Outro estudo recente visando avaliar o perfil sociodemográfico e as condições de saúde de 1.013 encarceradas, numa penitenciária no interior de São Paulo, mostrou resultados similares aos encontrados no Rio Grande do Sul: 61.4% apresentou baixa escolaridade, 64% não possuía renda, 42.3% tinha 1-2 filhos e 66.7% apresentou sintomas de Transtorno Mental Comum (Audi et al., 2016). Além disso, os autores encontraram que 76.3% das participantes relatou sofrer violência no ano anterior ao encarceramento, sendo 7.1% psicológica, 31.4% física e 7.8% sexual; 41.6% provinham de lares em que estiveram expostas à violência e 45.1% relataram ter sofrido abusos infantis antes dos 15 anos (26.9% físico e 18.2% sexual). Dessa forma, percebe-se que as características das encarceradas mantém um padrão de alta vulnerabilidade social.
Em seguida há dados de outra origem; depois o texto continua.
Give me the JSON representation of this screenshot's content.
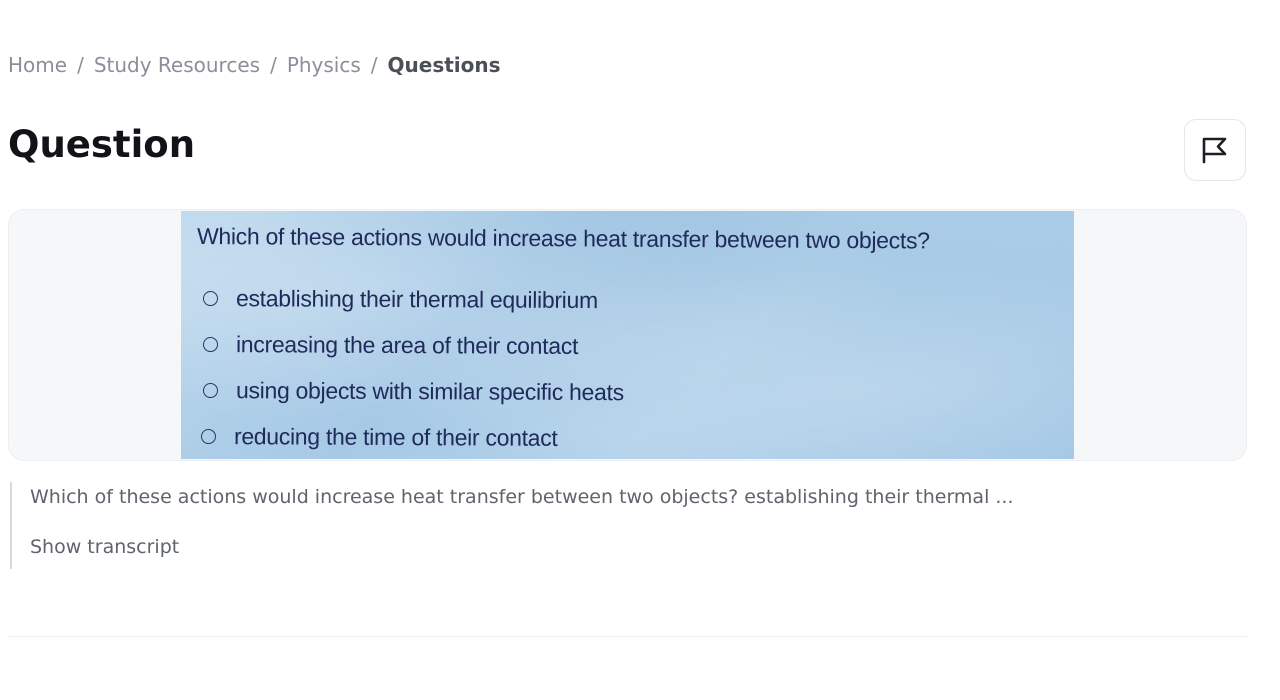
{
  "breadcrumb": {
    "items": [
      "Home",
      "Study Resources",
      "Physics"
    ],
    "current": "Questions",
    "separator": "/"
  },
  "page": {
    "title": "Question",
    "flag_icon": "flag-icon"
  },
  "question": {
    "text": "Which of these actions would increase heat transfer between two objects?",
    "options": [
      "establishing their thermal equilibrium",
      "increasing the area of their contact",
      "using objects with similar specific heats",
      "reducing the time of their contact"
    ]
  },
  "transcript": {
    "preview": "Which of these actions would increase heat transfer between two objects? establishing their thermal ...",
    "show_label": "Show transcript"
  },
  "colors": {
    "title": "#111318",
    "muted_text": "#8b8f99",
    "card_bg": "#f6f7f9",
    "image_ink": "#1f2a5a"
  }
}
Um dos estudos pioneiros sobre a temática do encarceramento feminino nos Estados Unidos (Greene, Haney & Hurtado, 2000), foi realizado com 102 mulheres encarceradas e investigou a relação dos fatores de risco vivenciados na infância por mulheres presas e os fatores de riscos aos quais seus filhos estavam expostos. Os resultados apontaram que 86% das mães e 83% das crianças sofreram maus-tratos na infância. Os principais tipos de maus-tratos experienciados por esta população foram: assistir a episódios de violência intrafamiliar (60% dos casos das mães e 69% das crianças); sofrer abuso fisico (65% das mães e 44% de seus filhos) e sofrer abuso sexual (com 55% das mães e 9% no que diz respeito a seus filhos), evidenciando a relação de intergeracionalidade dos maus-tratos ao longo da infância.

Estudos sobre a população encarcerada na realidade americana (Dalley, 2002), canadense (Elizabeth Fry Society of Greater Vancouver-EFry, 2015) e inglesa (Murray, 2014) evidenciam que a implementação de projetos e políticas públicas para a prevenção dos maus-tratos na infância ou que ajudem a diminuir os danos já instalados apresentam resultados positivos. Tais dados são animadores, principalmente porque o fato de ser filho, mãe ou pai de um encarcerado potencializa a probabilidade de envolvimento em situações de risco (Lee, Fang & Luo, 2013).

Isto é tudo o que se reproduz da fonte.